Effect of high rotational speed on temperature distribution, microstructure evolution, and mechanical properties of friction stir welded 6061-T6 thin plate joints

High rotational speed friction stir welding (FSW) was successfully employed to weld 6061-T6 aluminum alloy thin plates. The effect of high rotational speed and fast transverse speed on temperature distribution, microstructure evolution, and tensile properties of friction stir welded 6061-T6 joints was investigated in detail. The high rotational speed with fast transverse speed had a significant influence on the peak temperature in the nugget zone (NZ). Increasing the rotational speed and decreasing the transverse speed could obviously improve the peak temperature in the NZ, but exhibit little effect on the heat-affected zone under high rotational speed FSW. The NZ was characterized as a significant refinement of the equiaxed grain.

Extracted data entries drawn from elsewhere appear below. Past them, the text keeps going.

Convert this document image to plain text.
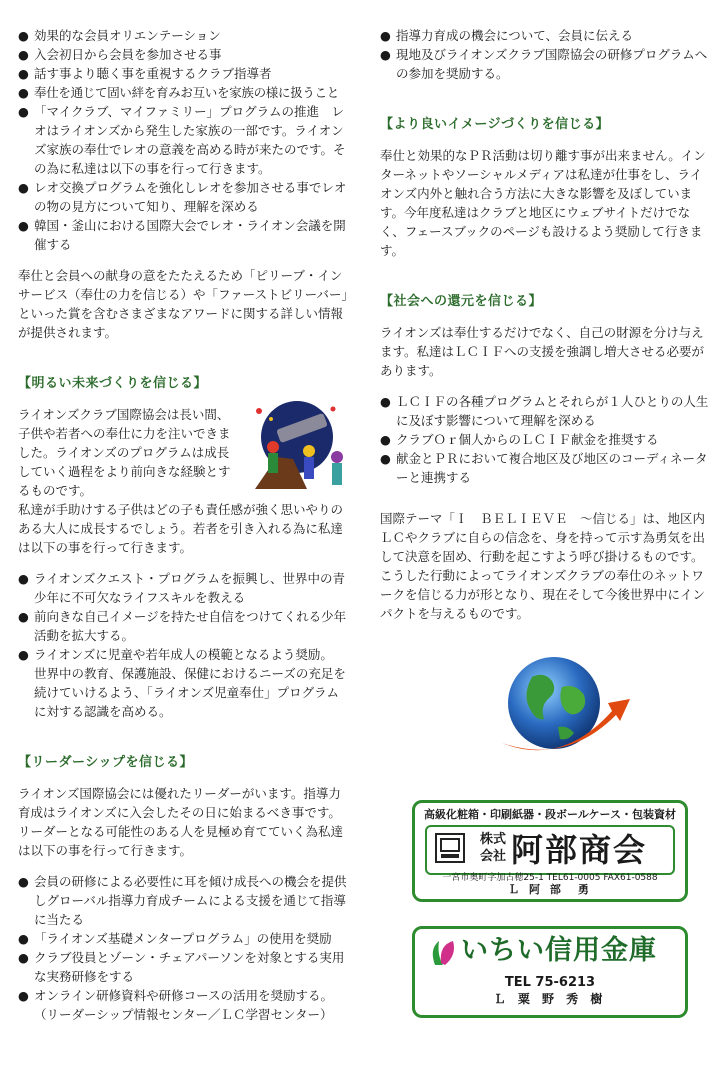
● 効果的な会員オリエンテーション
● 入会初日から会員を参加させる事
● 話す事より聴く事を重視するクラブ指導者
● 奉仕を通じて固い絆を育みお互いを家族の様に扱うこと
● 「マイクラブ、マイファミリー」プログラムの推進　レオはライオンズから発生した家族の一部です。ライオンズ家族の奉仕でレオの意義を高める時が来たのです。その為に私達は以下の事を行って行きます。
● レオ交換プログラムを強化しレオを参加させる事でレオの物の見方について知り、理解を深める
● 韓国・釜山における国際大会でレオ・ライオン会議を開催する

奉仕と会員への献身の意をたたえるため「ピリーブ・インサービス（奉仕の力を信じる）や「ファーストビリーバー」といった賞を含むさまざまなアワードに関する詳しい情報が提供されます。

【明るい未来づくりを信じる】

ライオンズクラブ国際協会は長い間、子供や若者への奉仕に力を注いできました。ライオンズのプログラムは成長していく過程をより前向きな経験とするものです。

私達が手助けする子供はどの子も責任感が強く思いやりのある大人に成長するでしょう。若者を引き入れる為に私達は以下の事を行って行きます。

● ライオンズクエスト・プログラムを振興し、世界中の青少年に不可欠なライフスキルを教える
● 前向きな自己イメージを持たせ自信をつけてくれる少年活動を拡大する。
● ライオンズに児童や若年成人の模範となるよう奨励。　世界中の教育、保護施設、保健におけるニーズの充足を続けていけるよう、「ライオンズ児童奉仕」プログラムに対する認識を高める。

【リーダーシップを信じる】

ライオンズ国際協会には優れたリーダーがいます。指導力育成はライオンズに入会したその日に始まるべき事です。リーダーとなる可能性のある人を見極め育てていく為私達は以下の事を行って行きます。

● 会員の研修による必要性に耳を傾け成長への機会を提供しグローバル指導力育成チームによる支援を通じて指導に当たる
● 「ライオンズ基礎メンタープログラム」の使用を奨励
● クラブ役員とゾーン・チェアパーソンを対象とする実用な実務研修をする
● オンライン研修資料や研修コースの活用を奨励する。（リーダーシップ情報センター／ＬＣ学習センター）
● 指導力育成の機会について、会員に伝える
● 現地及びライオンズクラブ国際協会の研修プログラムへの参加を奨励する。

【より良いイメージづくりを信じる】

奉仕と効果的なＰＲ活動は切り離す事が出来ません。インターネットやソーシャルメディアは私達が仕事をし、ライオンズ内外と触れ合う方法に大きな影響を及ぼしています。今年度私達はクラブと地区にウェブサイトだけでなく、フェースブックのページも設けるよう奨励して行きます。

【社会への還元を信じる】

ライオンズは奉仕するだけでなく、自己の財源を分け与えます。私達はＬＣＩＦへの支援を強調し増大させる必要があります。

● ＬＣＩＦの各種プログラムとそれらが１人ひとりの人生に及ぼす影響について理解を深める
● クラブＯｒ個人からのＬＣＩＦ献金を推奨する
● 献金とＰＲにおいて複合地区及び地区のコーディネーターと連携する

国際テーマ「Ｉ　ＢＥＬＩＥＶＥ　～信じる」は、地区内ＬＣやクラブに自らの信念を、身を持って示す為勇気を出して決意を固め、行動を起こすよう呼び掛けるものです。こうした行動によってライオンズクラブの奉仕のネットワークを信じる力が形となり、現在そして今後世界中にインパクトを与えるものです。

高級化粧箱・印刷紙器・段ボールケース・包装資材
株式
会社 阿部商会
一宮市奥町字加古穂25-1 TEL61-0005 FAX61-0588
Ｌ 阿 部　勇
いちい信用金庫
TEL 75-6213
Ｌ 粟 野 秀 樹
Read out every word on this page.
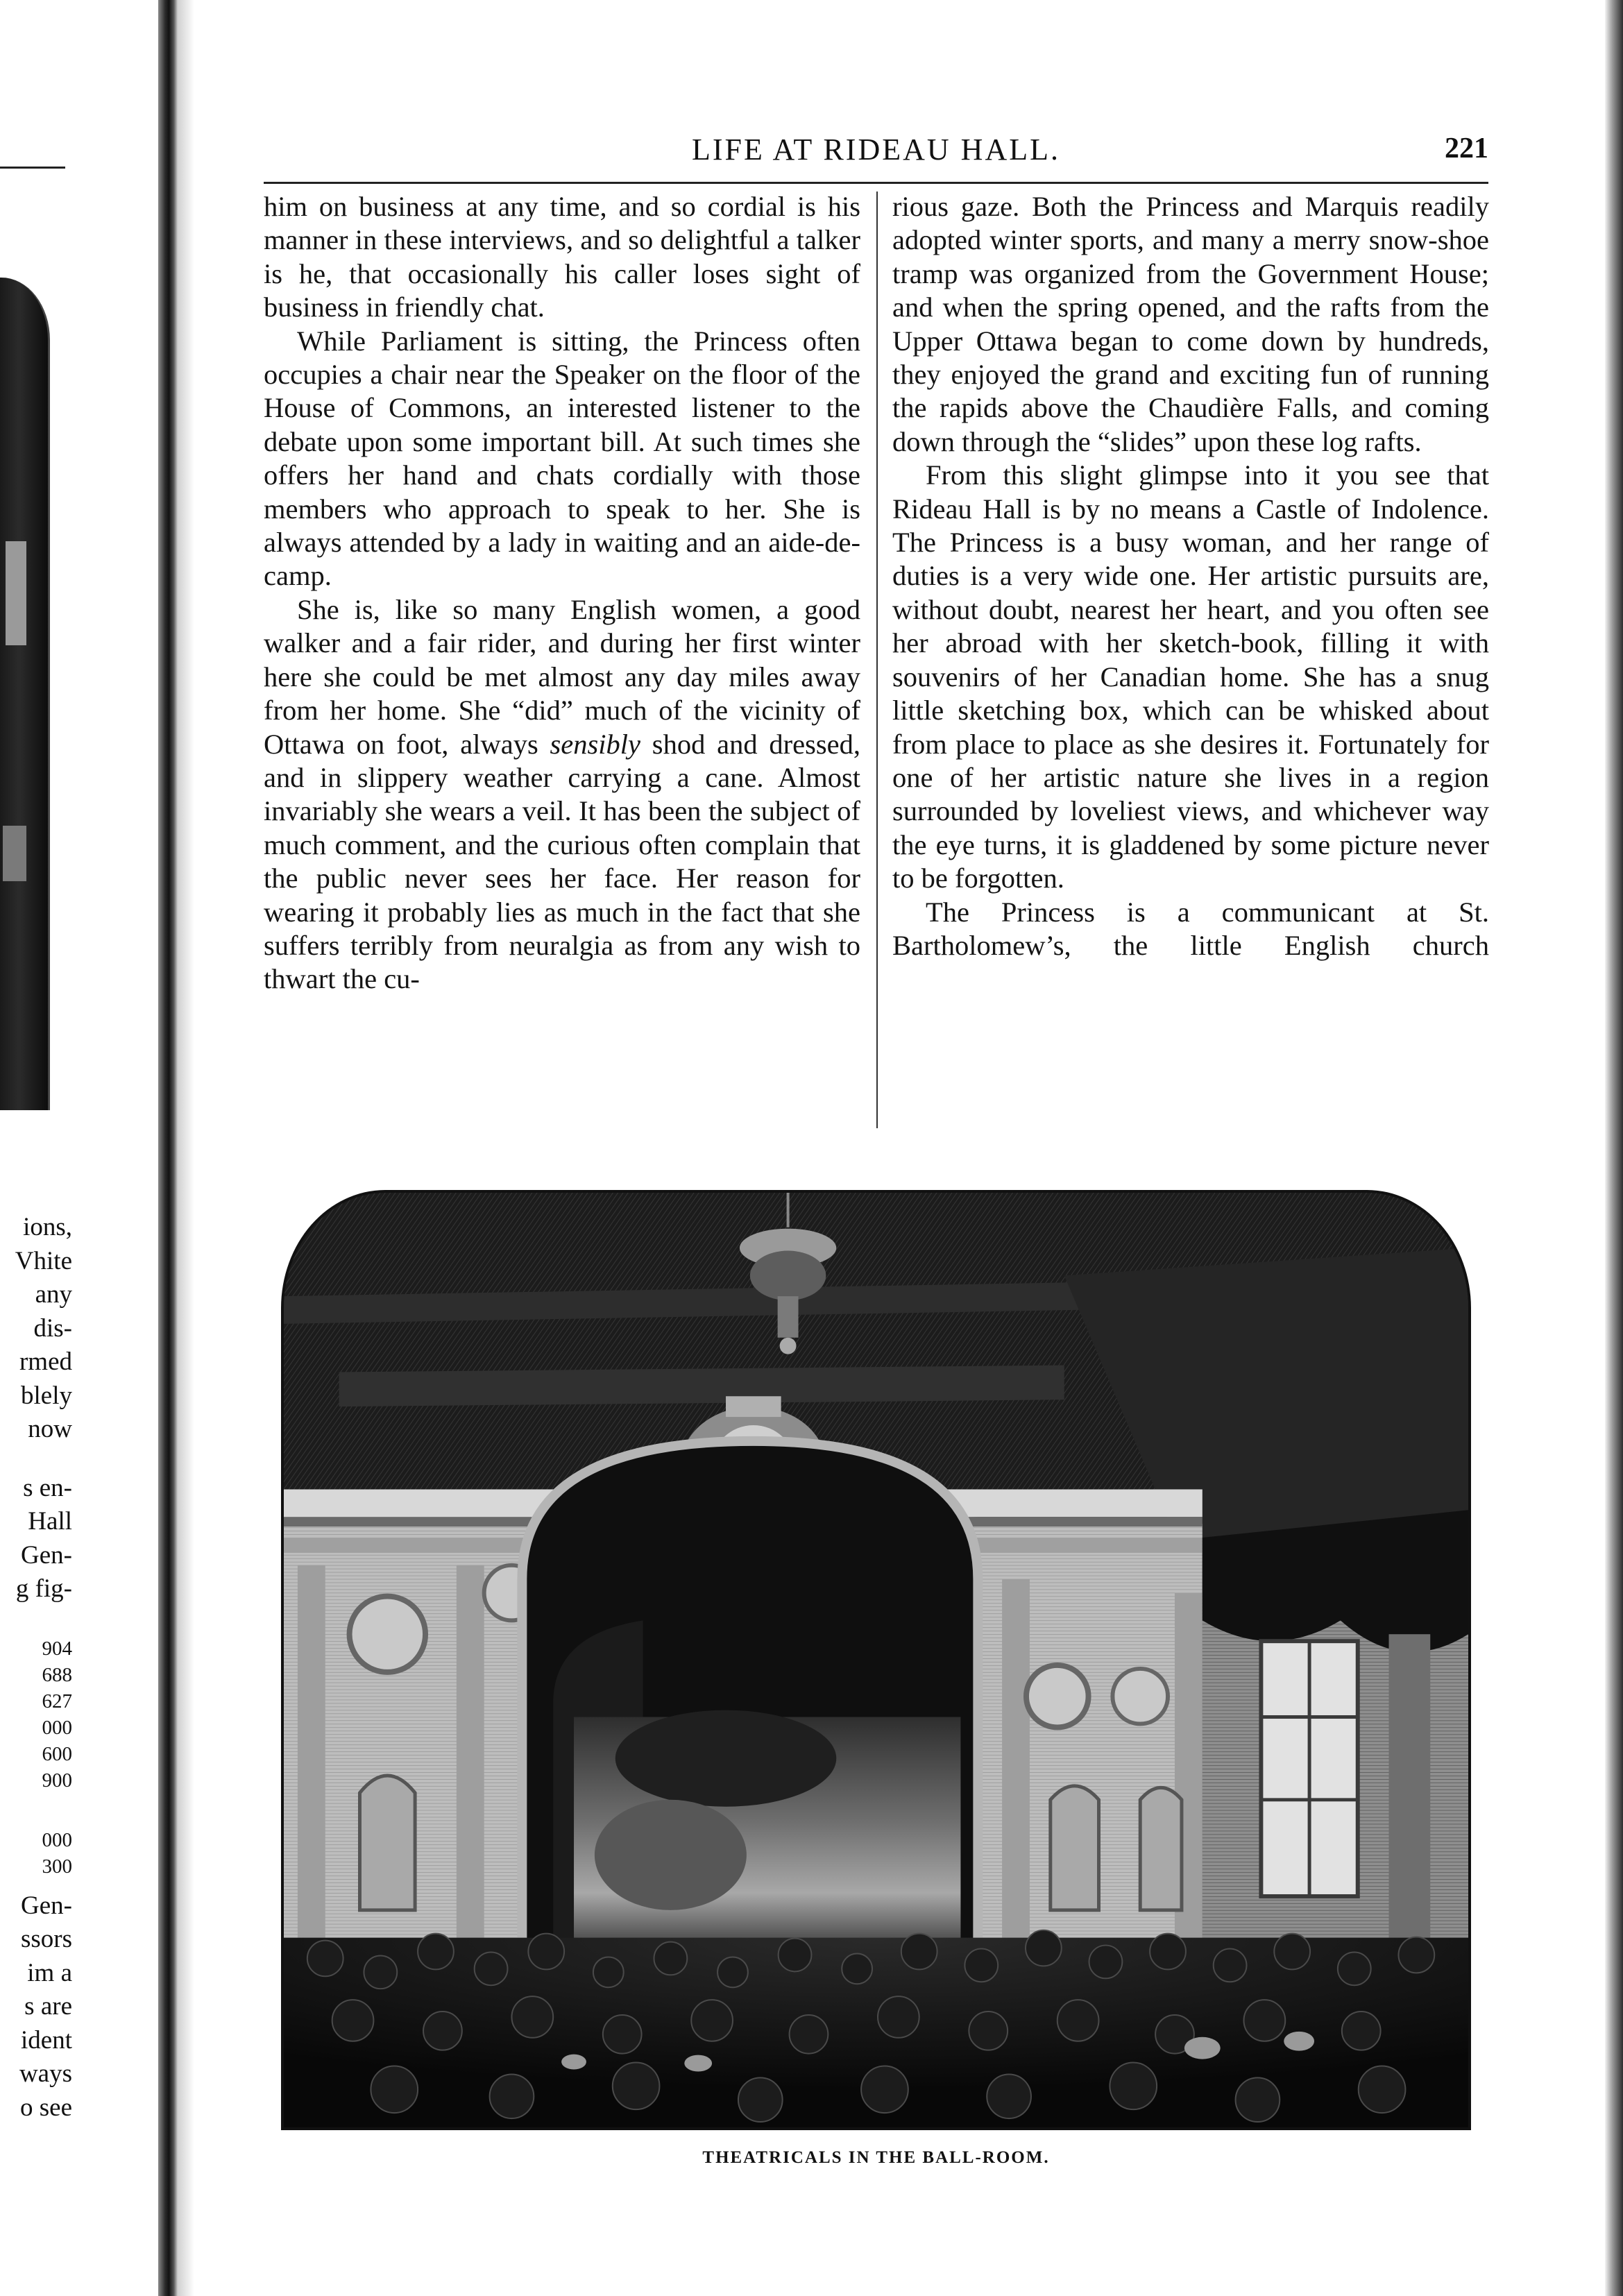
ions,
Vhite
any
dis-
rmed
blely
now
s en-
Hall
Gen-
g fig-
904
688
627
000
600
900
000
300
Gen-
ssors
im a
s are
ident
ways
o see
LIFE AT RIDEAU HALL.	221

him on business at any time, and so cordial is his manner in these interviews, and so delightful a talker is he, that occasionally his caller loses sight of business in friendly chat.

While Parliament is sitting, the Princess often occupies a chair near the Speaker on the floor of the House of Commons, an interested listener to the debate upon some important bill. At such times she offers her hand and chats cordially with those members who approach to speak to her. She is always attended by a lady in waiting and an aide-de-camp.

She is, like so many English women, a good walker and a fair rider, and during her first winter here she could be met almost any day miles away from her home. She “did” much of the vicinity of Ottawa on foot, always sensibly shod and dressed, and in slippery weather carrying a cane. Almost invariably she wears a veil. It has been the subject of much comment, and the curious often complain that the public never sees her face. Her reason for wearing it probably lies as much in the fact that she suffers terribly from neuralgia as from any wish to thwart the cu-

rious gaze. Both the Princess and Marquis readily adopted winter sports, and many a merry snow-shoe tramp was organized from the Government House; and when the spring opened, and the rafts from the Upper Ottawa began to come down by hundreds, they enjoyed the grand and exciting fun of running the rapids above the Chaudière Falls, and coming down through the “slides” upon these log rafts.

From this slight glimpse into it you see that Rideau Hall is by no means a Castle of Indolence. The Princess is a busy woman, and her range of duties is a very wide one. Her artistic pursuits are, without doubt, nearest her heart, and you often see her abroad with her sketch-book, filling it with souvenirs of her Canadian home. She has a snug little sketching box, which can be whisked about from place to place as she desires it. Fortunately for one of her artistic nature she lives in a region surrounded by loveliest views, and whichever way the eye turns, it is gladdened by some picture never to be forgotten.

The Princess is a communicant at St. Bartholomew’s, the little English church

THEATRICALS IN THE BALL-ROOM.
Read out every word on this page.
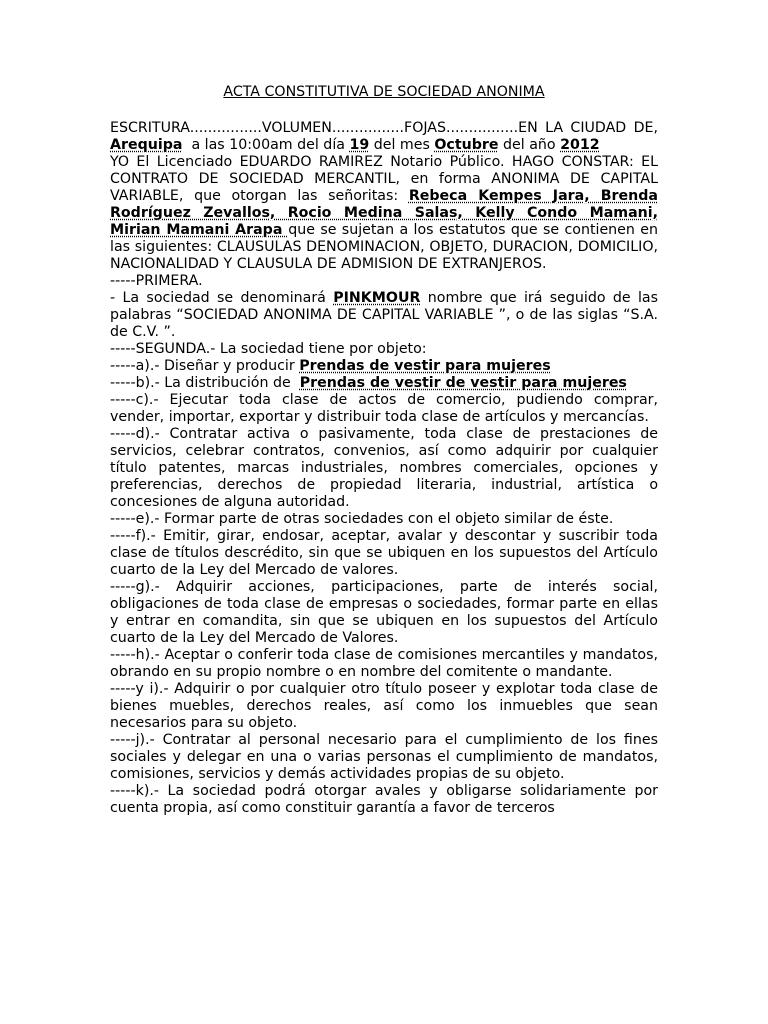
ACTA CONSTITUTIVA DE SOCIEDAD ANONIMA

ESCRITURA................VOLUMEN................FOJAS................EN LA CIUDAD DE, Arequipa  a las 10:00am del día 19 del mes Octubre del año 2012

YO El Licenciado EDUARDO RAMIREZ Notario Público. HAGO CONSTAR: EL CONTRATO DE SOCIEDAD MERCANTIL, en forma ANONIMA DE CAPITAL VARIABLE, que otorgan las señoritas: Rebeca Kempes Jara, Brenda Rodríguez Zevallos, Rocio Medina Salas, Kelly Condo Mamani, Mirian Mamani Arapa que se sujetan a los estatutos que se contienen en las siguientes: CLAUSULAS DENOMINACION, OBJETO, DURACION, DOMICILIO, NACIONALIDAD Y CLAUSULA DE ADMISION DE EXTRANJEROS.

-----PRIMERA.

- La sociedad se denominará PINKMOUR nombre que irá seguido de las palabras “SOCIEDAD ANONIMA DE CAPITAL VARIABLE ”, o de las siglas “S.A. de C.V. ”.

-----SEGUNDA.- La sociedad tiene por objeto:

-----a).- Diseñar y producir Prendas de vestir para mujeres

-----b).- La distribución de  Prendas de vestir de vestir para mujeres

-----c).- Ejecutar toda clase de actos de comercio, pudiendo comprar, vender, importar, exportar y distribuir toda clase de artículos y mercancías.

-----d).- Contratar activa o pasivamente, toda clase de prestaciones de servicios, celebrar contratos, convenios, así como adquirir por cualquier título patentes, marcas industriales, nombres comerciales, opciones y preferencias, derechos de propiedad literaria, industrial, artística o concesiones de alguna autoridad.

-----e).- Formar parte de otras sociedades con el objeto similar de éste.

-----f).- Emitir, girar, endosar, aceptar, avalar y descontar y suscribir toda clase de títulos descrédito, sin que se ubiquen en los supuestos del Artículo cuarto de la Ley del Mercado de valores.

-----g).- Adquirir acciones, participaciones, parte de interés social, obligaciones de toda clase de empresas o sociedades, formar parte en ellas y entrar en comandita, sin que se ubiquen en los supuestos del Artículo cuarto de la Ley del Mercado de Valores.

-----h).- Aceptar o conferir toda clase de comisiones mercantiles y mandatos, obrando en su propio nombre o en nombre del comitente o mandante.

-----y i).- Adquirir o por cualquier otro título poseer y explotar toda clase de bienes muebles, derechos reales, así como los inmuebles que sean necesarios para su objeto.

-----j).- Contratar al personal necesario para el cumplimiento de los fines sociales y delegar en una o varias personas el cumplimiento de mandatos, comisiones, servicios y demás actividades propias de su objeto.

-----k).- La sociedad podrá otorgar avales y obligarse solidariamente por cuenta propia, así como constituir garantía a favor de terceros
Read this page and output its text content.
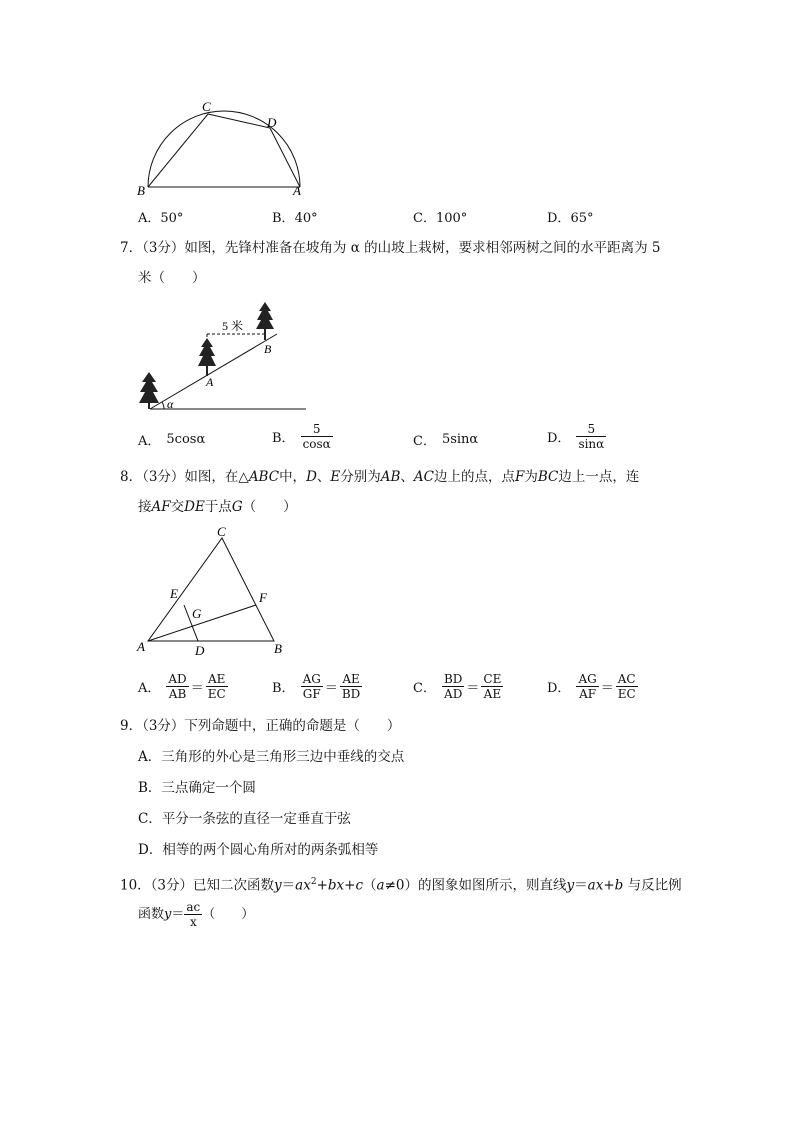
C
D
B	A
A．50°	B．40°	C．100°	D．65°
7．（3分）如图，先锋村准备在坡角为 α 的山坡上栽树，要求相邻两树之间的水平距离为 5
米（　　）
5 米
A
B
α
A． 5cosα	B． $\frac{5}{\cos\alpha}$	C． 5sinα	D． $\frac{5}{\sin\alpha}$
8．（3分）如图，在△ABC中，D、E分别为AB、AC边上的点，点F为BC边上一点，连
接AF交DE于点G（　　）
C
E	F
G
A	D	B
A． $\frac{AD}{AB} = \frac{AE}{EC}$	B． $\frac{AG}{GF} = \frac{AE}{BD}$	C． $\frac{BD}{AD} = \frac{CE}{AE}$	D． $\frac{AG}{AF} = \frac{AC}{EC}$
9．（3分）下列命题中，正确的命题是（　　）
A．三角形的外心是三角形三边中垂线的交点
B．三点确定一个圆
C．平分一条弦的直径一定垂直于弦
D．相等的两个圆心角所对的两条弧相等
10．（3分）已知二次函数$y=ax^2+bx+c(a\ne 0)$的图象如图所示，则直线y＝ax+b 与反比例
函数 $y = \frac{ac}{x}$ （　　）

The number of precipitates, subgrains, and low angle grain boundaries in the NZ of high rotational speed FSW joint increased significantly due to moderate heat input and strain rate. The weld zone was seriously softened at low rotational speed, whereas it was alleviated at high rotational speed and was affected slightly by rotational speed and transverse speed. The excellent mechanical properties of the friction stir welded 6061-T6 joints were obtained at a combination of high rotational speed and fast transverse speed. The maximum tensile strength reached 301.8 MPa, 85.8% of the base material.